I just LOVE MediaMatters.org

I mean you have to love anything that enrages the right-wing "talking heads" with the truth, right? The genius in this website is its simplicity. It simply documents the rantings of radio talk show hosts, journalists, news anchors, and guest pundits... and then points out the various inconsistencies, misleading statements, and flat out lies they tell. These media mouthpieces used to be able to just "float out" whatever dreck they wanted without incident. But since May 2004, Media Matters has been holding them accoutable to their own words.

A good example of their work is this recent conversation from none other than right-wing "poster boy" Sean Hannity.
Hannity recently took on a caller who criticized him regarding Ronald Reagan's legacy.
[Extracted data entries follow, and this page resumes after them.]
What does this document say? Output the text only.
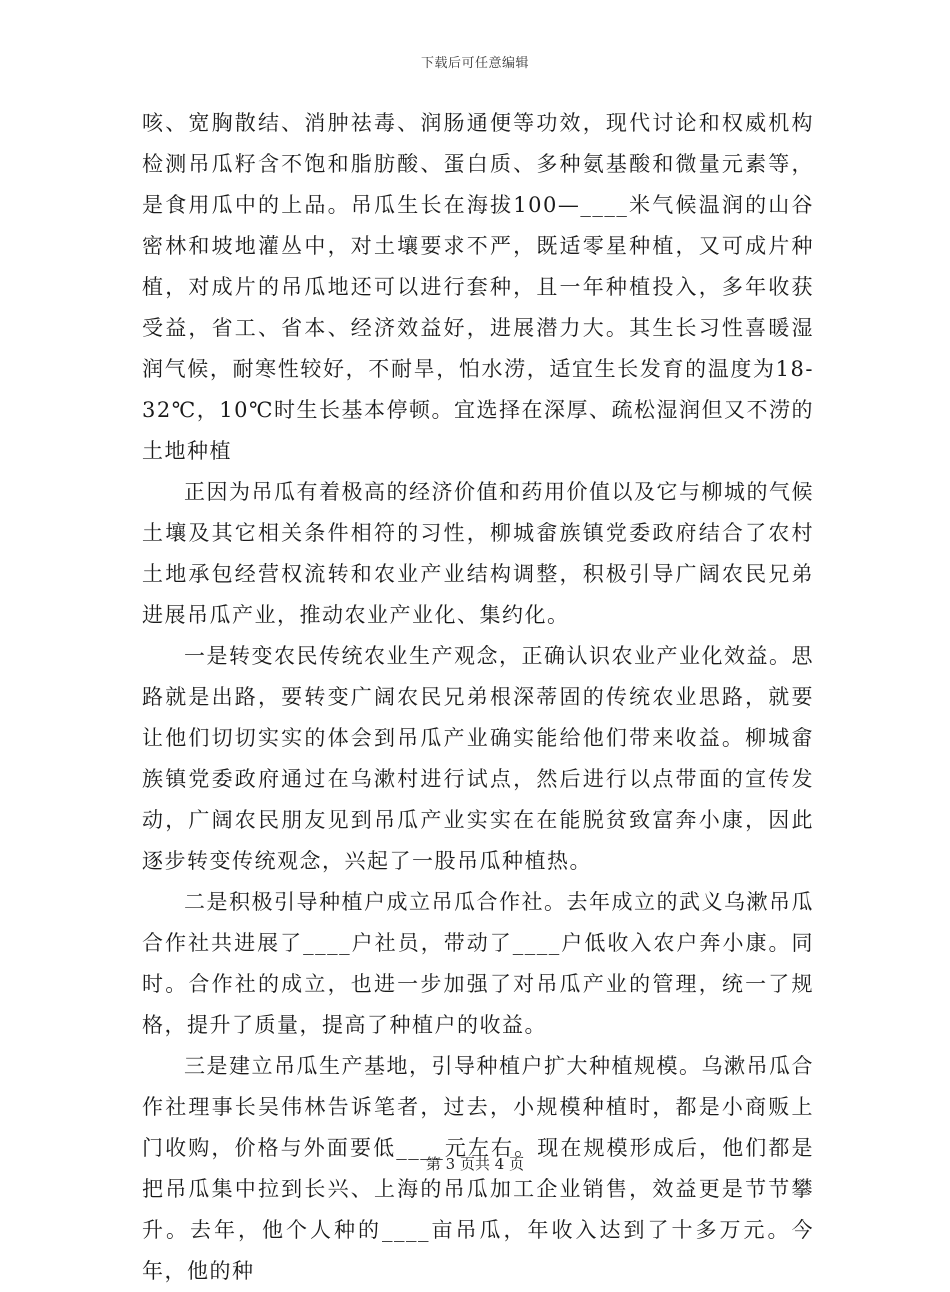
下载后可任意编辑

咳、宽胸散结、消肿祛毒、润肠通便等功效，现代讨论和权威机构检测吊瓜籽含不饱和脂肪酸、蛋白质、多种氨基酸和微量元素等，是食用瓜中的上品。吊瓜生长在海拔100—____米气候温润的山谷密林和坡地灌丛中，对土壤要求不严，既适零星种植，又可成片种植，对成片的吊瓜地还可以进行套种，且一年种植投入，多年收获受益，省工、省本、经济效益好，进展潜力大。其生长习性喜暖湿润气候，耐寒性较好，不耐旱，怕水涝，适宜生长发育的温度为18-32℃，10℃时生长基本停顿。宜选择在深厚、疏松湿润但又不涝的土地种植

正因为吊瓜有着极高的经济价值和药用价值以及它与柳城的气候土壤及其它相关条件相符的习性，柳城畲族镇党委政府结合了农村土地承包经营权流转和农业产业结构调整，积极引导广阔农民兄弟进展吊瓜产业，推动农业产业化、集约化。

一是转变农民传统农业生产观念，正确认识农业产业化效益。思路就是出路，要转变广阔农民兄弟根深蒂固的传统农业思路，就要让他们切切实实的体会到吊瓜产业确实能给他们带来收益。柳城畲族镇党委政府通过在乌漱村进行试点，然后进行以点带面的宣传发动，广阔农民朋友见到吊瓜产业实实在在能脱贫致富奔小康，因此逐步转变传统观念，兴起了一股吊瓜种植热。

二是积极引导种植户成立吊瓜合作社。去年成立的武义乌漱吊瓜合作社共进展了____户社员，带动了____户低收入农户奔小康。同时。合作社的成立，也进一步加强了对吊瓜产业的管理，统一了规格，提升了质量，提高了种植户的收益。

三是建立吊瓜生产基地，引导种植户扩大种植规模。乌漱吊瓜合作社理事长吴伟林告诉笔者，过去，小规模种植时，都是小商贩上门收购，价格与外面要低____元左右。现在规模形成后，他们都是把吊瓜集中拉到长兴、上海的吊瓜加工企业销售，效益更是节节攀升。去年，他个人种的____亩吊瓜，年收入达到了十多万元。今年，他的种

第 3 页共 4 页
In it, Hannity begins by saying, "I know more about Reagan than you do," and then proceeds to butcher history in the way only a former construction worker can.

You can hear the entire call AND response here.

And here's just a portion of the break-down from Media Matters:
  • Hannity repeated his oft-mentioned -- and false -- claim that tax revenues doubled during the Reagan years. As Media Matters for America has previously noted, if the numbers are not adjusted for inflation, federal tax revenue increased 52 percent, not 100 percent ($599.3 billion to $909.3 billion) under Reagan; adjusted for inflation, revenue increased only 15 percent ($1.077 trillion to $1.236 trillion).
  • Hannity reasserted that Reagan's tax cuts "gave us the longest period of peacetime economic growth in American history." But, as Media Matters has documented, the longest period of peacetime economic growth in American history occurred from March 1991 to March 2001. Democratic President Bill Clinton presided over most of these 120 months of economic growth, compared with 92 months of growth between November 1982 and July 1990, during the Reagan and George H.W. Bush administrations.
  • Responding to the caller's statement that Reagan "cut and run" from Lebanon, Hannity simply said: "No, he didn't." In fact, U.S. troops withdrew from Lebanon in February 1984, four months after a suicide bomber killed 241 U.S. Marines, sailors, and soldiers at a Marine barracks in Beirut.
You can see the whole "Sean Hannity" entry from mediamatters.org HERE.

By the way, does ANYONE know if Hannity ever graduated from college?

1 Comments:

Anonymous Ryan said...

I wonder how Hannity would spin Reagan's assertion that Mandela was a terrorist. Or even that ketchup is a vegetable. Reagan's soaring approval rating is revisionist history at its best.